Invasive Species Compendium

Detailed coverage of invasive species threatening livelihoods and the environment worldwide

Abstract

Productive performance of baby corn organic fertilization and its influence on fall armyworm.

Abstract

Corn, in its form of baby corn cultivation, meets the requirements of consumers because of its delicacy and low caloric value when compared to conventional maize (grain). In order to evaluate the productivity of baby corn fertilized with different doses of organic compost and its influence on the fall armyworm an experiment with six treatments based on organic compost was installed (0, 4, 8, 12, 16 e 20 Mg ha-1), in randomized blocks with 10 repetitions. Assessments of damage caused by caterpillar were performed at seven, 14, 21, 28, 35, 42 and 49 days after plant emergence. For the baby corn productivity, the evaluations were based on the number of commercial ears, as well as the weight, length and diameter of commercial ears in each treatment.
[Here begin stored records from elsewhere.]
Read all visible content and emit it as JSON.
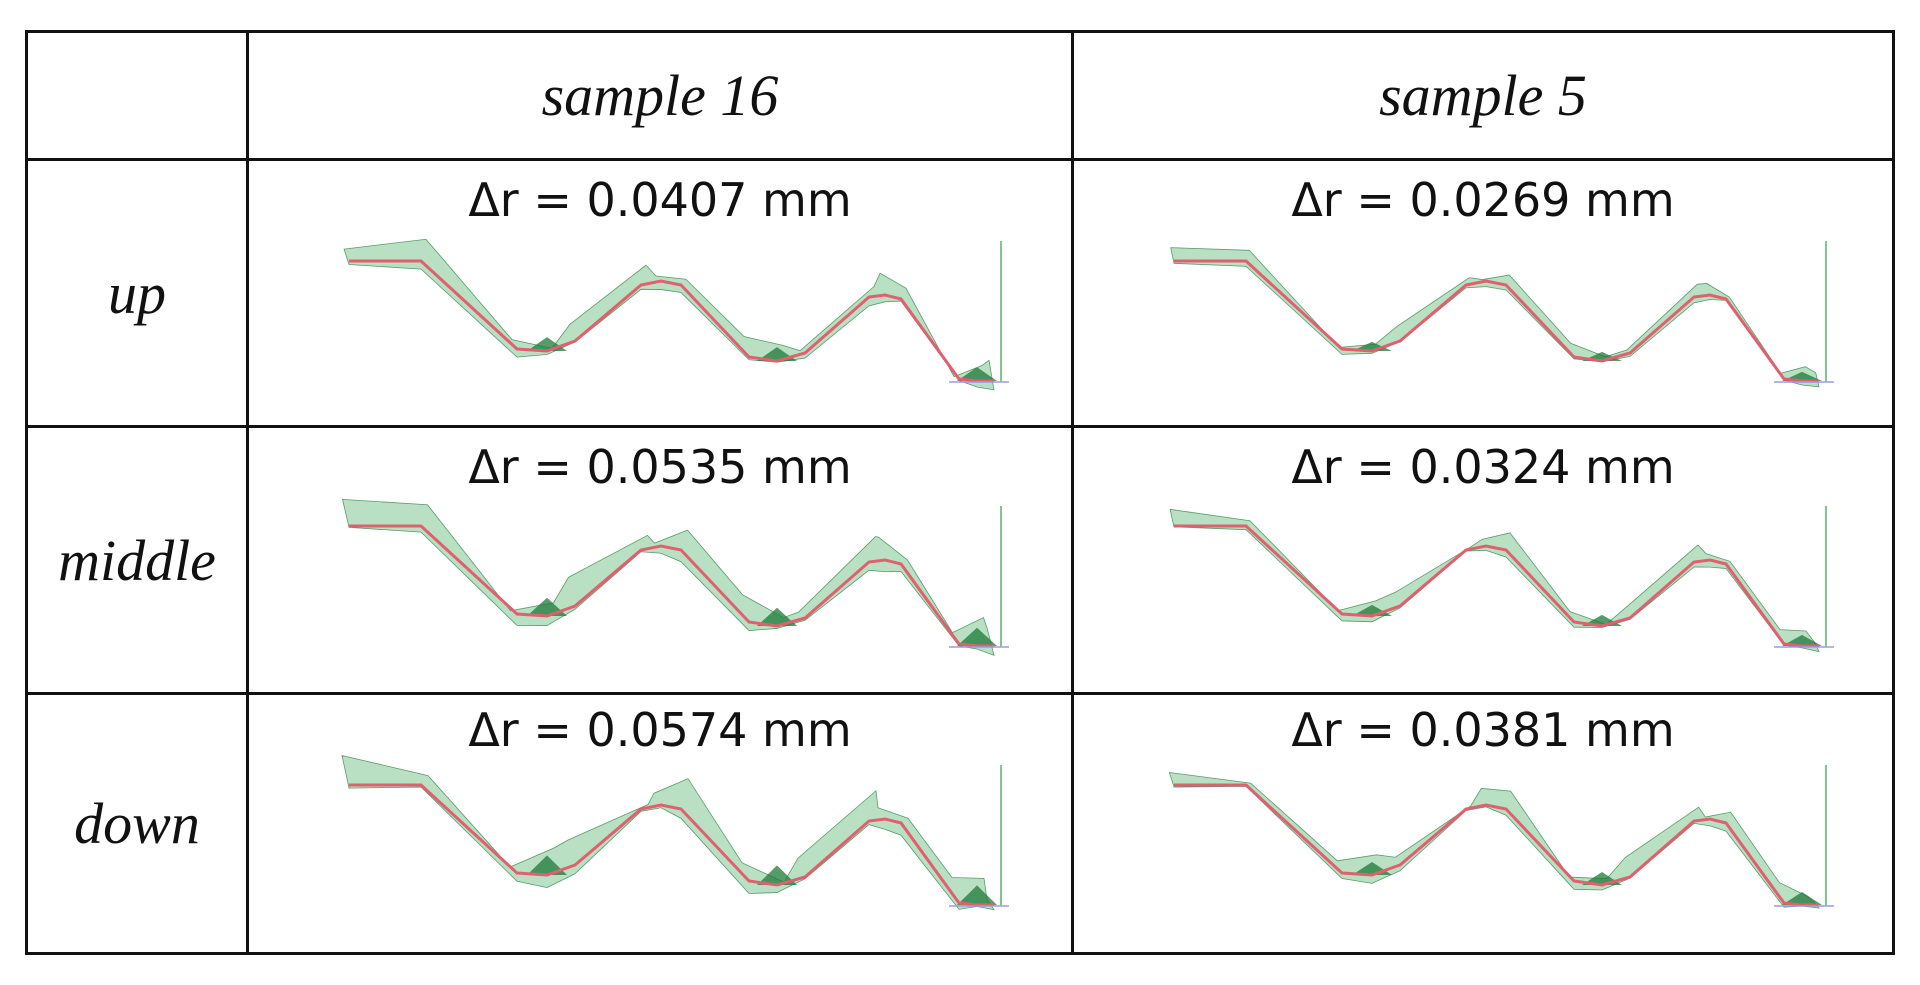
{
  "table": {
    "columns": [
      "sample 16",
      "sample 5"
    ],
    "rows": [
      {
        "label": "up",
        "cells": [
          "Δr = 0.0407 mm",
          "Δr = 0.0269 mm"
        ],
        "deviation_mm": [
          0.0407,
          0.0269
        ]
      },
      {
        "label": "middle",
        "cells": [
          "Δr = 0.0535 mm",
          "Δr = 0.0324 mm"
        ],
        "deviation_mm": [
          0.0535,
          0.0324
        ]
      },
      {
        "label": "down",
        "cells": [
          "Δr = 0.0574 mm",
          "Δr = 0.0381 mm"
        ],
        "deviation_mm": [
          0.0574,
          0.0381
        ]
      }
    ]
  },
  "colors": {
    "nominal_profile": "#e06070",
    "deviation_fill": "#7fc790",
    "deviation_dark": "#1e7a38",
    "axis": "#9b9bdd",
    "grid_line": "#111111"
  }
}
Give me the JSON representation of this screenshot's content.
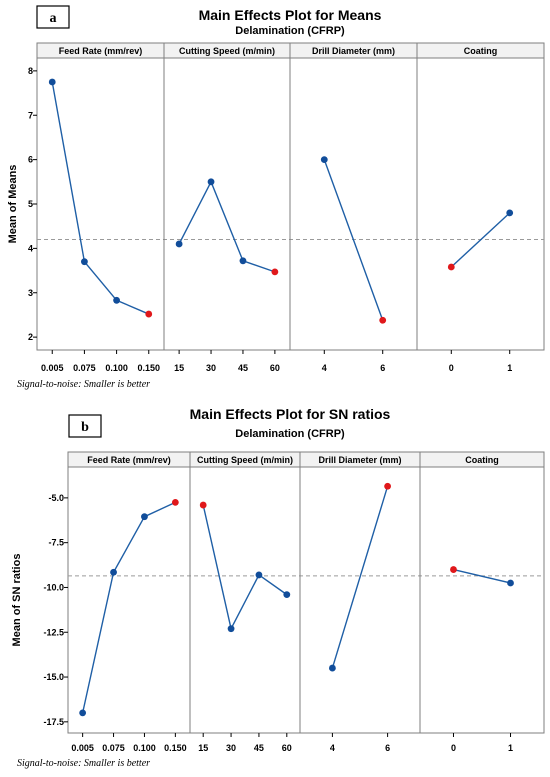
{
  "chart_data": [
    {
      "type": "line",
      "panel_letter": "a",
      "title": "Main Effects Plot for Means",
      "subtitle": "Delamination (CFRP)",
      "ylabel": "Mean of Means",
      "ylim": [
        1.8,
        8.2
      ],
      "yticks": [
        "2",
        "3",
        "4",
        "5",
        "6",
        "7",
        "8"
      ],
      "reference_line": 4.2,
      "note": "Signal-to-noise: Smaller is better",
      "factors": [
        {
          "name": "Feed Rate (mm/rev)",
          "levels": [
            "0.005",
            "0.075",
            "0.100",
            "0.150"
          ],
          "values": [
            7.75,
            3.7,
            2.83,
            2.52
          ],
          "optimal_index": 3
        },
        {
          "name": "Cutting Speed (m/min)",
          "levels": [
            "15",
            "30",
            "45",
            "60"
          ],
          "values": [
            4.1,
            5.5,
            3.72,
            3.47
          ],
          "optimal_index": 3
        },
        {
          "name": "Drill Diameter (mm)",
          "levels": [
            "4",
            "6"
          ],
          "values": [
            6.0,
            2.38
          ],
          "optimal_index": 1
        },
        {
          "name": "Coating",
          "levels": [
            "0",
            "1"
          ],
          "values": [
            3.58,
            4.8
          ],
          "optimal_index": 0
        }
      ]
    },
    {
      "type": "line",
      "panel_letter": "b",
      "title": "Main Effects Plot for SN ratios",
      "subtitle": "Delamination (CFRP)",
      "ylabel": "Mean of SN ratios",
      "ylim": [
        -17.9,
        -3.5
      ],
      "yticks": [
        "-17.5",
        "-15.0",
        "-12.5",
        "-10.0",
        "-7.5",
        "-5.0"
      ],
      "reference_line": -9.35,
      "note": "Signal-to-noise: Smaller is better",
      "factors": [
        {
          "name": "Feed Rate (mm/rev)",
          "levels": [
            "0.005",
            "0.075",
            "0.100",
            "0.150"
          ],
          "values": [
            -17.0,
            -9.15,
            -6.05,
            -5.25
          ],
          "optimal_index": 3
        },
        {
          "name": "Cutting Speed (m/min)",
          "levels": [
            "15",
            "30",
            "45",
            "60"
          ],
          "values": [
            -5.4,
            -12.3,
            -9.3,
            -10.4
          ],
          "optimal_index": 0
        },
        {
          "name": "Drill Diameter (mm)",
          "levels": [
            "4",
            "6"
          ],
          "values": [
            -14.5,
            -4.35
          ],
          "optimal_index": 1
        },
        {
          "name": "Coating",
          "levels": [
            "0",
            "1"
          ],
          "values": [
            -9.0,
            -9.75
          ],
          "optimal_index": 0
        }
      ]
    }
  ],
  "colors": {
    "line": "#1f5fa6",
    "point": "#114d9a",
    "optimal_point": "#e0181b",
    "reference": "#9a9a9a",
    "frame": "#7f7f7f",
    "header_bg": "#f2f2f2"
  }
}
The results of baby corn yield, ear length, diameter and weight, as well as caterpillar were not affected by the different doses of organic compound. Information in this regard may contribute to the decision of the producer, as the many hybrids destined for the production of baby corn already have high productive potential and would not require complementary chemical fertilizers, as well as not to provide environmental problems through fertilization with nitrogen N. excess.